To gaze at Hailey Prouix was to have your throat tighten with the wanting, and not just sexual wanting, though that of course was part of it, but something else, something even more powerful. There is inevitably, I suppose, a gap between all we ever wanted and all we ever will have, and that gap can be a source of bitter regret. But sometimes there is a glimpse of hope that the gap might be narrowed, might even be obliterated by one brilliant leap. In Hailey Prouix’s detached beauty, and the silent dare to break through her barriers, there was a glimpse of that hope. That her detachment might prove absolute and her barriers inexorable was no matter. To take her and hold her, to squeeze her arms, to kiss her, to win her and make her yours seemed to offer a chance to conquer life itself. Oh, yes, she was as lovely as a siren, and like a siren, she had drawn Guy Forrest from his wife and two children, from his high-powered lawyer’s job, from his finely appointed mini-mansion deep in the suburbs, onto the mattress on the floor of her small stone house just over the city line. And now, I suppose, as was inevitable from the first, he had crashed upon the shoals.

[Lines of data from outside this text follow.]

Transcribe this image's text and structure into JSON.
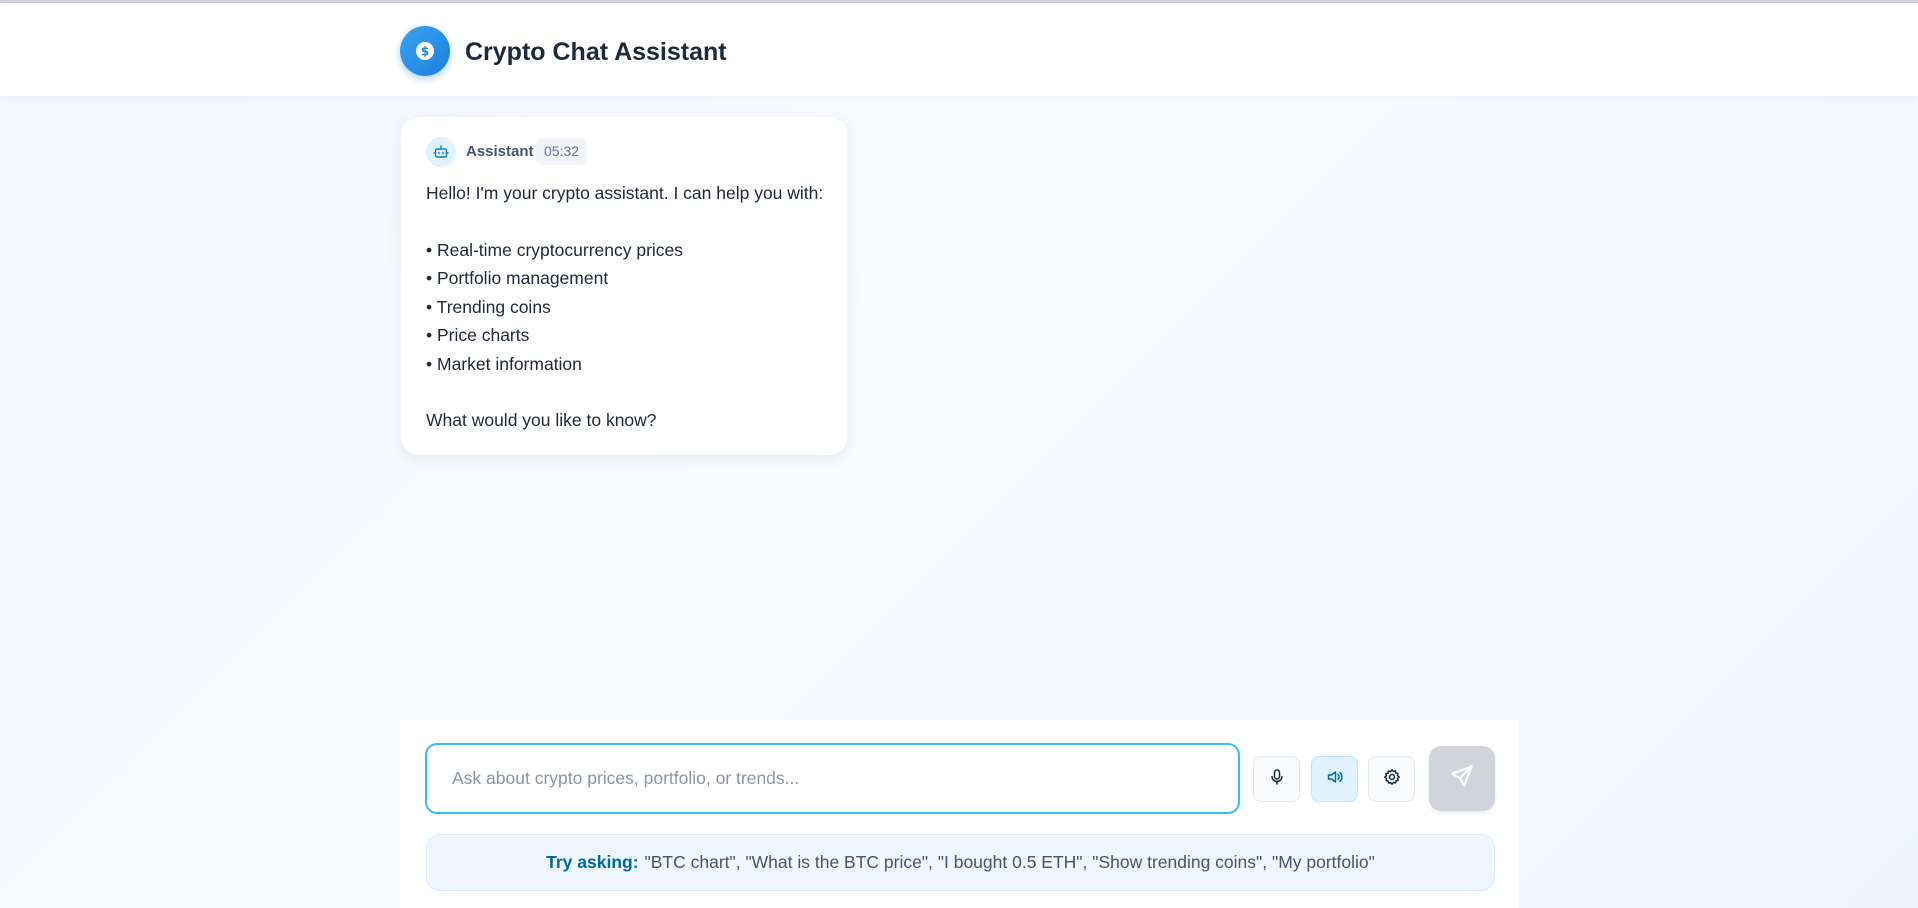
{
  "header": {
    "title": "Crypto Chat Assistant",
    "logo_icon": "dollar-coin-icon",
    "accent_color": "#1d7fe0"
  },
  "messages": [
    {
      "sender": "Assistant",
      "time": "05:32",
      "avatar_icon": "robot-icon",
      "lines": [
        "Hello! I'm your crypto assistant. I can help you with:",
        "• Real-time cryptocurrency prices",
        "• Portfolio management",
        "• Trending coins",
        "• Price charts",
        "• Market information",
        "What would you like to know?"
      ]
    }
  ],
  "composer": {
    "placeholder": "Ask about crypto prices, portfolio, or trends...",
    "value": "",
    "buttons": {
      "mic_icon": "microphone-icon",
      "speaker_icon": "speaker-icon",
      "settings_icon": "gear-icon",
      "send_icon": "send-icon"
    },
    "hint_lead": "Try asking:",
    "hint_text": "\"BTC chart\", \"What is the BTC price\", \"I bought 0.5 ETH\", \"Show trending coins\", \"My portfolio\""
  }
}
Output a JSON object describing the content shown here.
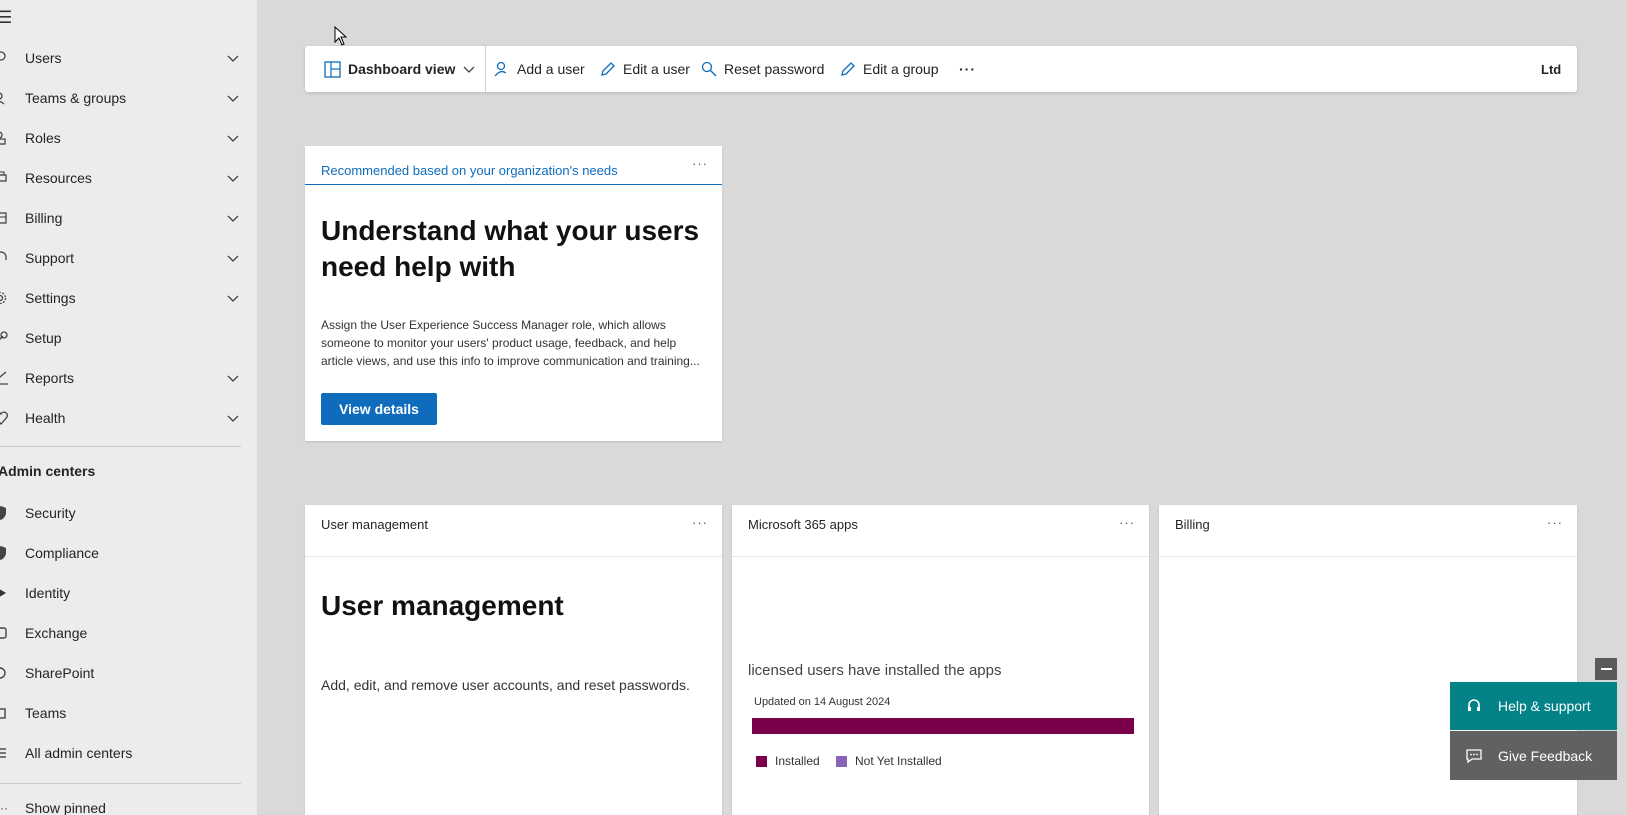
{
  "sidebar": {
    "items": [
      {
        "label": "Users",
        "icon": "person-icon",
        "expandable": true
      },
      {
        "label": "Teams & groups",
        "icon": "people-icon",
        "expandable": true
      },
      {
        "label": "Roles",
        "icon": "roles-icon",
        "expandable": true
      },
      {
        "label": "Resources",
        "icon": "printer-icon",
        "expandable": true
      },
      {
        "label": "Billing",
        "icon": "billing-icon",
        "expandable": true
      },
      {
        "label": "Support",
        "icon": "headset-icon",
        "expandable": true
      },
      {
        "label": "Settings",
        "icon": "gear-icon",
        "expandable": true
      },
      {
        "label": "Setup",
        "icon": "wrench-icon",
        "expandable": false
      },
      {
        "label": "Reports",
        "icon": "chart-icon",
        "expandable": true
      },
      {
        "label": "Health",
        "icon": "heart-icon",
        "expandable": true
      }
    ],
    "admin_centers_label": "Admin centers",
    "admin_centers": [
      {
        "label": "Security",
        "icon": "shield-icon"
      },
      {
        "label": "Compliance",
        "icon": "compliance-icon"
      },
      {
        "label": "Identity",
        "icon": "identity-icon"
      },
      {
        "label": "Exchange",
        "icon": "exchange-icon"
      },
      {
        "label": "SharePoint",
        "icon": "sharepoint-icon"
      },
      {
        "label": "Teams",
        "icon": "teams-icon"
      },
      {
        "label": "All admin centers",
        "icon": "list-icon"
      }
    ],
    "show_pinned": "Show pinned"
  },
  "toolbar": {
    "dashboard_view": "Dashboard view",
    "add_user": "Add a user",
    "edit_user": "Edit a user",
    "reset_password": "Reset password",
    "edit_group": "Edit a group",
    "more": "···",
    "org_name": "Ltd"
  },
  "recommendation_card": {
    "header": "Recommended based on your organization's needs",
    "more": "···",
    "title_line1": "Understand what your users",
    "title_line2": "need help with",
    "body_line1": "Assign the User Experience Success Manager role, which allows",
    "body_line2": "someone to monitor your users' product usage, feedback, and help",
    "body_line3": "article views, and use this info to improve communication and training...",
    "button": "View details"
  },
  "user_management_card": {
    "header": "User management",
    "more": "···",
    "title": "User management",
    "body": "Add, edit, and remove user accounts, and reset passwords."
  },
  "apps_card": {
    "header": "Microsoft 365 apps",
    "more": "···",
    "text": "licensed users have installed the apps",
    "updated": "Updated on 14 August 2024",
    "installed_fraction": 1.0,
    "legend_installed": "Installed",
    "legend_not_installed": "Not Yet Installed",
    "color_installed": "#7a0049",
    "color_not_installed": "#8764b8"
  },
  "billing_card": {
    "header": "Billing",
    "more": "···"
  },
  "help_panel": {
    "help_support": "Help & support",
    "give_feedback": "Give Feedback"
  }
}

Before I pulled away from the corpse, I gently took hold of the bottom edge of her teddy and tugged it down to cover the exposed dark triangle.

On a crate by the mattress, along with her glasses, an alarm clock, a lamp, and a couple of books, sat two phones, a small red cellular thing and an old-style, corded phone. If anyone saw me arrive at the house, I didn’t want there to be too much of a time discrepancy between when I entered and when 911 logged the call, so I picked up the handset of the line-locked phone, dialed 911, and reported the murder. Then I went to work.